Some lines are still profitable. According to a March 2024 report from A.M. Best, combined ratios for Workers’ Compensation coverage have ranged over the last six years from a low of 87% to a high of just 92.2%. Compared with Commercial Auto, which has had just one year with a combined ratio below 100% during that period, Workers’ Comp is an attractive coverage for insurers and agents alike to grow in.
Gloria Thompson of North Risk Partners in Minnesota has found that insurers are increasing commission rates on policies with premiums under $25,000. “Everyone is begging for more Workers’ Compensation,” she says. “Carriers may mandate they write the Work Comp to offset other less desirable lines of business.”
The Insurance Information Institute reported in February that Cyber insurance global premium volume tripled from 2017 to 2022. They expect it to grow from $13 billion in 2022 to $23 billion in 2025. Loss ratios have fallen substantially the past two years, enhancing the line’s profitability. Agents may also find that a lot of businesses and organizations do not presently have this insurance. There are a great many prospects waiting to be sold what is an increasingly necessary coverage.
Another alternative for agencies may be life and health insurance. Health insurance premiums tend to rise each year and are not susceptible to the cost drivers that affect P&C. Life insurance premiums have set records the last three years.
Even for troubled lines, underwriting appetites still vary from carrier to carrier. Tim Wahl, an agent for Gallaher Insurance Group in Missouri, has been able to write business that some carriers have cast off. For example, his agency has been able to write coverage for condominium associations, multi-family homes, and hotels who have seen their policies non-renewed.

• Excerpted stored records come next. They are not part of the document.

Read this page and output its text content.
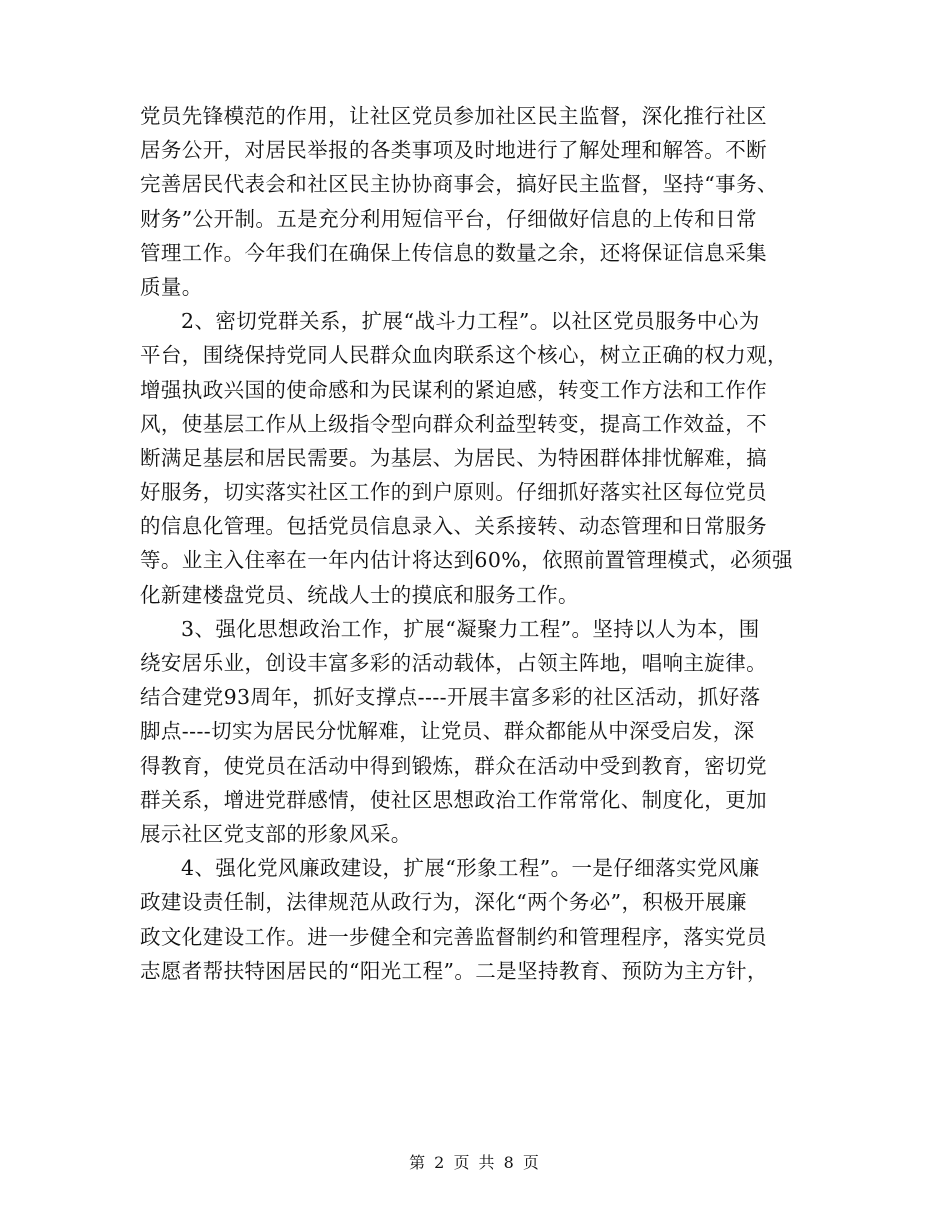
党员先锋模范的作用，让社区党员参加社区民主监督，深化推行社区
居务公开，对居民举报的各类事项及时地进行了解处理和解答。不断
完善居民代表会和社区民主协协商事会，搞好民主监督，坚持“事务、
财务”公开制。五是充分利用短信平台，仔细做好信息的上传和日常
管理工作。今年我们在确保上传信息的数量之余，还将保证信息采集
质量。
2、密切党群关系，扩展“战斗力工程”。以社区党员服务中心为
平台，围绕保持党同人民群众血肉联系这个核心，树立正确的权力观，
增强执政兴国的使命感和为民谋利的紧迫感，转变工作方法和工作作
风，使基层工作从上级指令型向群众利益型转变，提高工作效益，不
断满足基层和居民需要。为基层、为居民、为特困群体排忧解难，搞
好服务，切实落实社区工作的到户原则。仔细抓好落实社区每位党员
的信息化管理。包括党员信息录入、关系接转、动态管理和日常服务
等。业主入住率在一年内估计将达到60%，依照前置管理模式，必须强
化新建楼盘党员、统战人士的摸底和服务工作。
3、强化思想政治工作，扩展“凝聚力工程”。坚持以人为本，围
绕安居乐业，创设丰富多彩的活动载体，占领主阵地，唱响主旋律。
结合建党93周年，抓好支撑点----开展丰富多彩的社区活动，抓好落
脚点----切实为居民分忧解难，让党员、群众都能从中深受启发，深
得教育，使党员在活动中得到锻炼，群众在活动中受到教育，密切党
群关系，增进党群感情，使社区思想政治工作常常化、制度化，更加
展示社区党支部的形象风采。
4、强化党风廉政建设，扩展“形象工程”。一是仔细落实党风廉
政建设责任制，法律规范从政行为，深化“两个务必”，积极开展廉
政文化建设工作。进一步健全和完善监督制约和管理程序，落实党员
志愿者帮扶特困居民的“阳光工程”。二是坚持教育、预防为主方针，
第 2 页 共 8 页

Conversely, Thompson is not finding success with those classes, but she is with others. “Schools are doing well, although the property insurance is getting a little tighter,” she says. The markets for restaurants, food trucks, low-hazard activity non-profits, professional services, and manufacturers of low-hazard products are in good shape.
One coverage that many agents might overlook is Technology Errors and Omissions Liability. “Technology E & O coverage for software companies is open with the players that specialize in (it,)” she reports.
Still, the overall market is poor. Wahl was expecting it to improve and instead saw wind and hail deductible percentages jump on renewals. Thompson believes the solution for agencies is specialization. “From my perspective, it is best to choose two or three classifications and become a specialist in those,” she says. Agents who can demonstrate knowledge and expertise in a specific class will get referrals from clients they’ve helped.
Agents who can specialize and identify coverages that carriers are still pursuing will position themselves for future success. Thompson says the difficult market has opened doors that were closed before. “Prior to things tightening, people were happy with their current agent (and) would not always give you an opportunity. Now that premiums and deductibles are increasing and the worth of the product is decreasing, we have interested prospects.”
This hard market will eventually turn, but until then it will be painful for insurance buyers, carriers, and agents alike. Agents who can find specific products to grow in right now will find it to be a little less painful and maybe even a source of success.